Но на смену детству пришла юность. Марина, словно в сказке датского писателя Христиана Андерсона, в одночасье из гадкого утёнка превратилась в прекрасного лебедя. Словом, она стала прехорошенькой, милой барышней.
Изменился внешне и Сергей. Уже не осталось и следа от весёлого Серёжки, быстрого на всякие проказы, выдумщика и балагура. Он стал серьёзным молодым человеком. По крайней мере, так он себя преподносил. Он вытянулся, словно «коломенская верста», отчего стал немного сутулиться. Грудь его слегка впала, испортив некогда богатырское телосложение. Кроме того, очевидно, для солидности, чтобы не казаться юнцом, Сергей отрастил на лице что-то слабо напоминающее усы. По крайней мере, он их так называл, хотя это был просто лёгкий пушок над верхней губой.
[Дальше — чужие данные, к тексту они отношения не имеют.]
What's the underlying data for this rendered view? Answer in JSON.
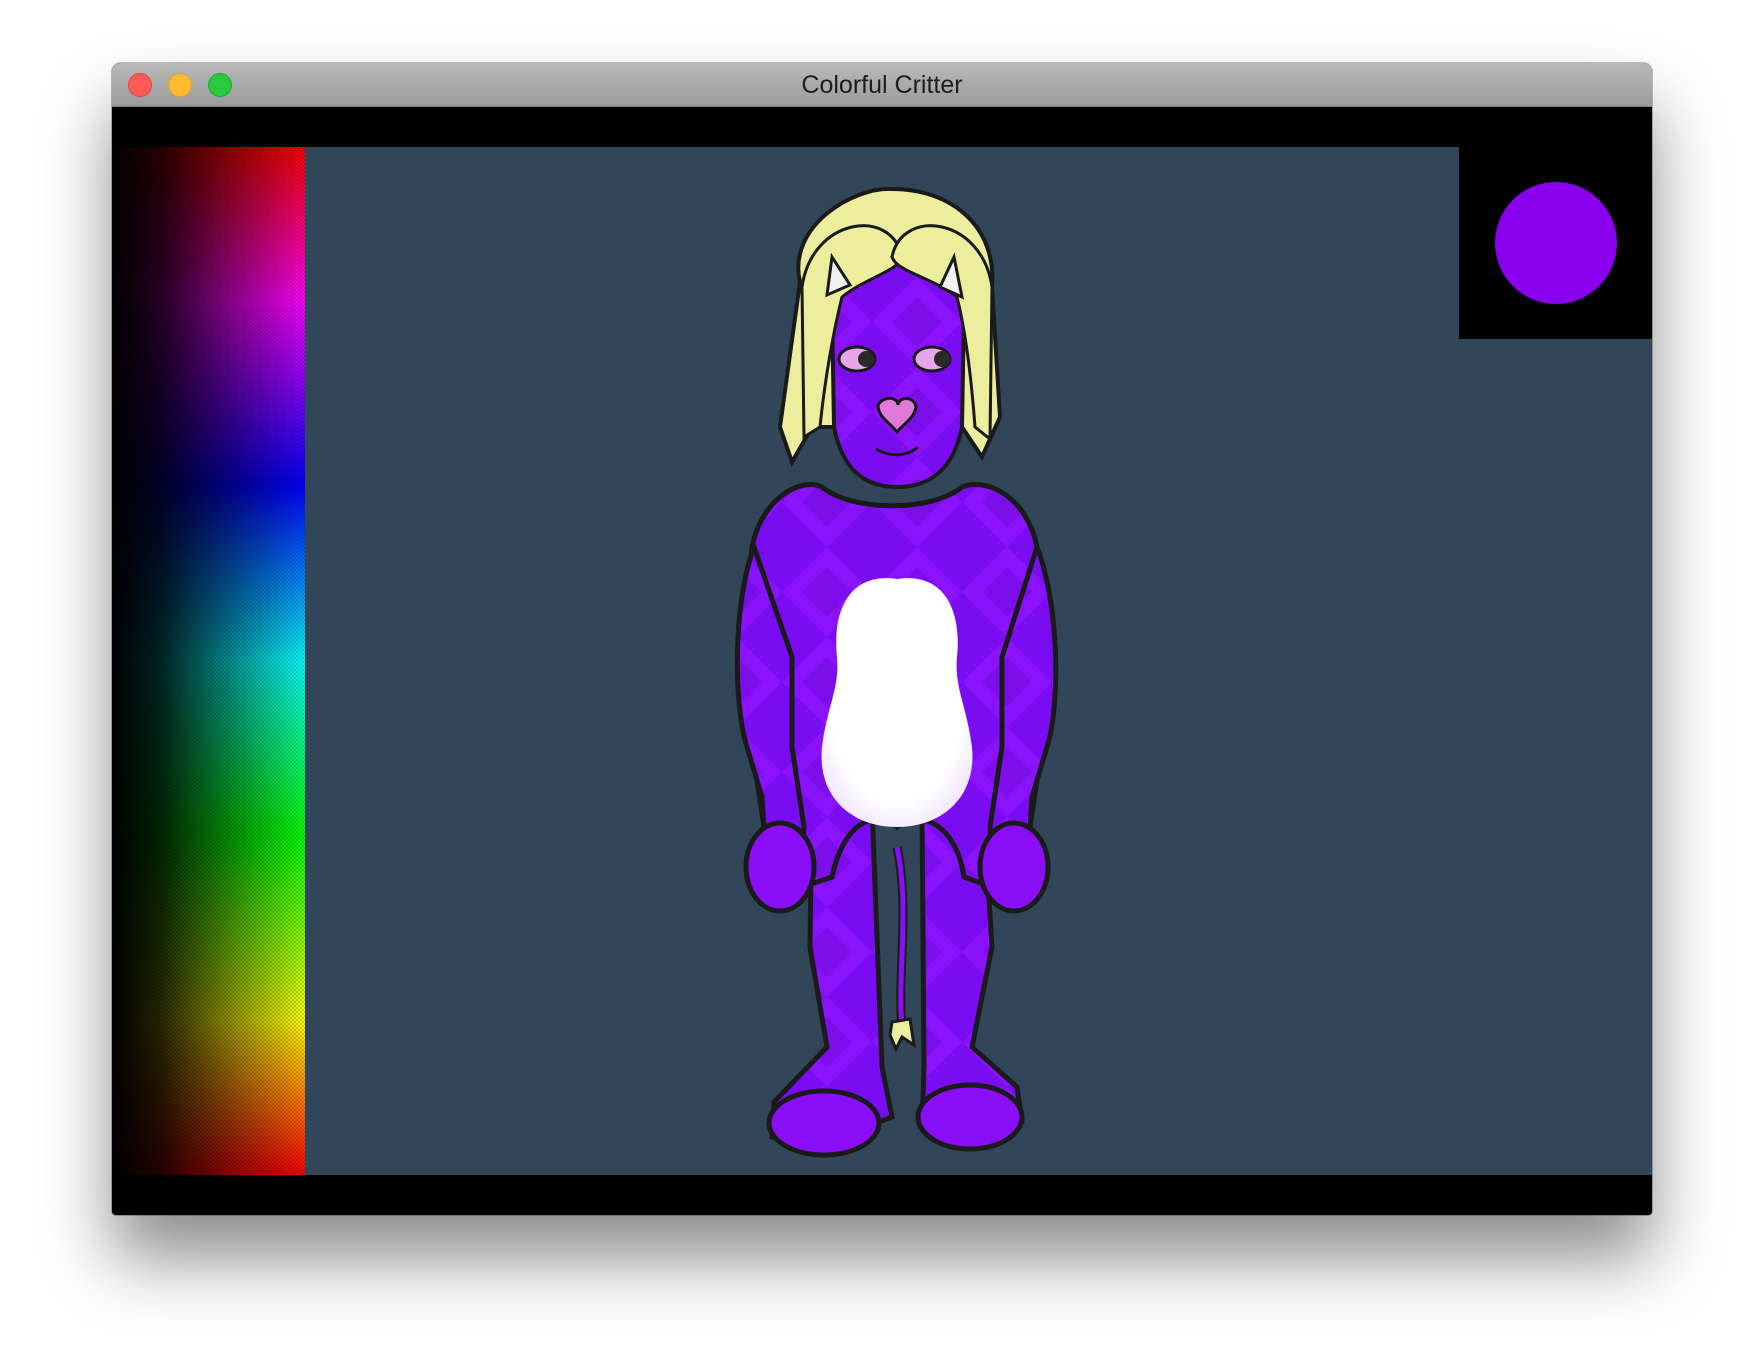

Встретив, после продолжительной летней разлуки, Марину Сергей ощутил не только прилив радости от встречи, который был ему знаком по детским годам. Чувства, а это были именно они, Сергей не сомневался, были иного свойства. У него перехватило дыхание и сильно застучало в висках. Сердце загорелось огнём, разнеся пылающую кровь по всему телу. Он покраснел, словно речной рак в кипятке и позабыл все слова. В общем, он стоял как придорожный столб, не в состоянии что-либо произнести.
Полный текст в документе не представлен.